New York City juries may be the place of intellectuals, sophisticates and metrosexuals, but that doesn’t mean they don’t like their cops. Or at least, accept the premise that working the thin blue line is simply too hard and challenging to expect much by way of discretion and restraint.
Walter Harvin was an Iraqi war vet on his way to see his mother in the Hostas Houses on West 93rd Street when Police Officer David London decided to play doorman. It’s nothing unusual for a person who seeks entry into a project without a key to be questioned by police as to his business. and required to show identification. Harvin doesn’t appear to be the most cooperative person. From there, things got ugly. Via David Feige at Indefensible :
Naturally, Officer London wrote it up as him defending himself from Harvin:
The confrontation started, Officer London testified, when he was closing the front door to the housing project as Mr. Harvin tried to squeeze in. Officer London said he asked Mr. Harvin for identification or proof that he lived in the building, and Mr. Harvin immediately became irate, swearing at him and refusing to stop.
Officer London said he struck the first blow after Mr. Harvin lunged toward him. Officer London said he thought Mr. Harvin was about to punch him, and he continued to strike Mr. Harvin while he was on the ground because he continued to thrash around and yell threats.

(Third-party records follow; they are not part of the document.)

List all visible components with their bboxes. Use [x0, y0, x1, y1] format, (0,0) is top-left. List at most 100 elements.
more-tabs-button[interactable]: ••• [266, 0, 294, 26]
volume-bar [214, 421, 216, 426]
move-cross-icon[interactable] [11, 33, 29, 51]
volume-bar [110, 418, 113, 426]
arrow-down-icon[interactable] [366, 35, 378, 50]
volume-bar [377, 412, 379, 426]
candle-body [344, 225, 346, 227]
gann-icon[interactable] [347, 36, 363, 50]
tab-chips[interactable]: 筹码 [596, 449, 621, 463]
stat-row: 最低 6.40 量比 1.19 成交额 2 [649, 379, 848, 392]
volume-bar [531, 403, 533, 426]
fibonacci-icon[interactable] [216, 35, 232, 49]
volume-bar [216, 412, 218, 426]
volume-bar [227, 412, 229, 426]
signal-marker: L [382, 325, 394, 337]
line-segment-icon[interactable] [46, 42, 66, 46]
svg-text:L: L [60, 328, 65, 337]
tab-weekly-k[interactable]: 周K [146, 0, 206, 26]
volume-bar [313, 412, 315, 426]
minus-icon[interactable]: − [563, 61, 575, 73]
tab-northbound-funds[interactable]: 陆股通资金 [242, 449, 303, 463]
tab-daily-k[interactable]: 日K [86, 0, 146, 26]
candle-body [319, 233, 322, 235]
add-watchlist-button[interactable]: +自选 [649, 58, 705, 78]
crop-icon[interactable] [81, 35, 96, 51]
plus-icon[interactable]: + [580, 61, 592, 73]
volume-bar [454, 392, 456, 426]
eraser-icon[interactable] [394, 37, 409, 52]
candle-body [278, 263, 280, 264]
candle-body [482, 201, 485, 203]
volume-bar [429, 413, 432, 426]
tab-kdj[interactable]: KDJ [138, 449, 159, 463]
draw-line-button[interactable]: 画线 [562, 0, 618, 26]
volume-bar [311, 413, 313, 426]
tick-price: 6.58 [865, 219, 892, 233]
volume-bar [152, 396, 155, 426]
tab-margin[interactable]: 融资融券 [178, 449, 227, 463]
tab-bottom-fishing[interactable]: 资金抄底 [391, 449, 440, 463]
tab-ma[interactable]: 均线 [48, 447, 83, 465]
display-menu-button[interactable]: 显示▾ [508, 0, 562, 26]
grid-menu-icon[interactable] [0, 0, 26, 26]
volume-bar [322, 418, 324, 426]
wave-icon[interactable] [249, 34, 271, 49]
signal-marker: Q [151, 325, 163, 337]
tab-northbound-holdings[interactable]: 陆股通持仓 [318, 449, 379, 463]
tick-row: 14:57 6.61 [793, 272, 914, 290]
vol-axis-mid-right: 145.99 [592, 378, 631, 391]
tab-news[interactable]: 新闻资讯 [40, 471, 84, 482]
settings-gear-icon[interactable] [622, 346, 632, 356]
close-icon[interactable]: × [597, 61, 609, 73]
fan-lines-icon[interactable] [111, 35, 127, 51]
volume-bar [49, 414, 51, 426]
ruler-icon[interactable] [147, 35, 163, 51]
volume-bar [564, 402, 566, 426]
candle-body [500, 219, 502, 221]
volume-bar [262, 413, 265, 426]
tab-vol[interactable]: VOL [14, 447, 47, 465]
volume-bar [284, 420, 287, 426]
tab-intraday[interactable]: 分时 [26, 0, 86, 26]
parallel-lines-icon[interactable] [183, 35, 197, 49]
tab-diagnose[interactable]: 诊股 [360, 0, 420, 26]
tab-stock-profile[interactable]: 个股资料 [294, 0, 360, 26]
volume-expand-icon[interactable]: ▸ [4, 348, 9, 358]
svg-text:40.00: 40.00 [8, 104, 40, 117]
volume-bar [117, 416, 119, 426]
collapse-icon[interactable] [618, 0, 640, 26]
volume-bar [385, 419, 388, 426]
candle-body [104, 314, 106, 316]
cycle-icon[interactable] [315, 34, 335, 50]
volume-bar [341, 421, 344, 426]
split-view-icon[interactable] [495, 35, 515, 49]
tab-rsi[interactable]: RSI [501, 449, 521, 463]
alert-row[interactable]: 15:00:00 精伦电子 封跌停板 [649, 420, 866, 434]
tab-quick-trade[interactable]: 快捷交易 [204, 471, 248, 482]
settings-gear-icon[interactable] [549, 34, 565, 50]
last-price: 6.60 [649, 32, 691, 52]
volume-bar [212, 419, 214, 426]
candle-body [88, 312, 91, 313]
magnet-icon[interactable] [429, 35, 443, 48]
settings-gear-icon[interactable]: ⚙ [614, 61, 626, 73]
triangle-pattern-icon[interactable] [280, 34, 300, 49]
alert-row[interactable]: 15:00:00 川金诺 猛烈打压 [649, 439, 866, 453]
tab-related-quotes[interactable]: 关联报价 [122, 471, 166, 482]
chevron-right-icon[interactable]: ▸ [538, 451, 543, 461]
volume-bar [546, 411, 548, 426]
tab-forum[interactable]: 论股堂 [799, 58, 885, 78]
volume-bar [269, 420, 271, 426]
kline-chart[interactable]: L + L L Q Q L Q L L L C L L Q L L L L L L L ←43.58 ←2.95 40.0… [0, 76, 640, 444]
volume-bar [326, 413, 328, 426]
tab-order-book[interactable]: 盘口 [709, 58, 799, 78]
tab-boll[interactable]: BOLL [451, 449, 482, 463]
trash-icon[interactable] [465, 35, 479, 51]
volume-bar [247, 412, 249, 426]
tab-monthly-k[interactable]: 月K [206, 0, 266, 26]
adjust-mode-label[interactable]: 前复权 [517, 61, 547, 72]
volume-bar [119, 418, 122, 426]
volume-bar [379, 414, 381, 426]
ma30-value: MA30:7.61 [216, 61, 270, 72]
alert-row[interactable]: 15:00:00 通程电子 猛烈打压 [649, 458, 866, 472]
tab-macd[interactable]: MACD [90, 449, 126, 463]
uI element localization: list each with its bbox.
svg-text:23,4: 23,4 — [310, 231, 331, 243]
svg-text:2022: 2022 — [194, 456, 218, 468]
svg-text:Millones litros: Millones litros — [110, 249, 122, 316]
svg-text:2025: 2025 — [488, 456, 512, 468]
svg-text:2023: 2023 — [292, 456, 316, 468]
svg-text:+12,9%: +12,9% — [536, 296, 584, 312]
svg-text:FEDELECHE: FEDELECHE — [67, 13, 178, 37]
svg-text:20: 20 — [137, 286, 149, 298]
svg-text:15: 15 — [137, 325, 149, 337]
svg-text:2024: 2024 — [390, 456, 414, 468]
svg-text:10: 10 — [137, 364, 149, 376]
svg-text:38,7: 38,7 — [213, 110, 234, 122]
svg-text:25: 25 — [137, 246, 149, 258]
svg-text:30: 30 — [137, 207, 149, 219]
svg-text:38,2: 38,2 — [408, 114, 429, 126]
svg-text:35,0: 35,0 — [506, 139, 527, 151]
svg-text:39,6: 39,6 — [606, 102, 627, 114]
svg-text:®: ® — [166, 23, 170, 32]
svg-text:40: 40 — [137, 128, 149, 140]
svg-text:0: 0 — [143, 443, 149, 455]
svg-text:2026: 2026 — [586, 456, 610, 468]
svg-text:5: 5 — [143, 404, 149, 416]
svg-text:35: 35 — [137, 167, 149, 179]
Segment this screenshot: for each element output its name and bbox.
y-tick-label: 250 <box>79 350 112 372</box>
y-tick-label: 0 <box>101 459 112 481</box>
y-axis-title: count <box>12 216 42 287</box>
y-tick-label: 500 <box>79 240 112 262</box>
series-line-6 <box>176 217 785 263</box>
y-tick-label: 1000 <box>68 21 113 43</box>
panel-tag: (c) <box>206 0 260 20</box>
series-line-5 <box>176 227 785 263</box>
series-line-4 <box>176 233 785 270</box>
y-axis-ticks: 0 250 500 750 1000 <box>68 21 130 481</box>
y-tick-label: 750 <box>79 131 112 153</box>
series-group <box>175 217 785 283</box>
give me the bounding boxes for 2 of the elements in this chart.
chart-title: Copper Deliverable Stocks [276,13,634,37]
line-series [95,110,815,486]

Long story short, the charges against Harvin were dropped after the video appeared and Officer London was prosecuted. This video was played for the jury.
Officer London, who has been on desk duty since the episode in July 2008, showed no emotion as the forewoman read the words “not guilty” on each of the counts against him: second-degree assault, filing false records, falsifying business records and making a false written statement.
But moments later, Officer London — flanked by his lawyers, Stephen C. Worth and Cary London, who is not related to the officer — bowed in his seat and sobbed, clutching crumpled tissue and a small red Bible in his fist.
“I’d like to thank God and my family,” Officer London said in a soft voice outside the courtroom after exchanging tearful embraces with his supporters.
The bible was a nice touch, no? Not guilty on all counts, including the false allegations used to initiate the prosecution against Harvin, alleging that London was attacked.
And note the success of police union lawyer Steve Worth. While his co-counsel, Cary London, isn’t related to the defendant, the 2010 admission is related to Stuart London, who was busy at the time defending Patrick Pogan from the Big Shove. Defending cops on behalf of the Union is a great family business, even if daddy Stuart wasn’t as successful in getting Pogan off for the false allegations against his victim, Christopher Long. Still, given the sentence of conditional discharge, it’s not like New Yorkers don’t appreciate their cops.
And what’s the lesson here? From the mouth of Steve Worth:
Mr. Worth said, “We’re happy people are realizing police work doesn’t always look pretty, but that is the nature of the job.”
It’s just the nature of the beast. Freedom isn’t free, you know.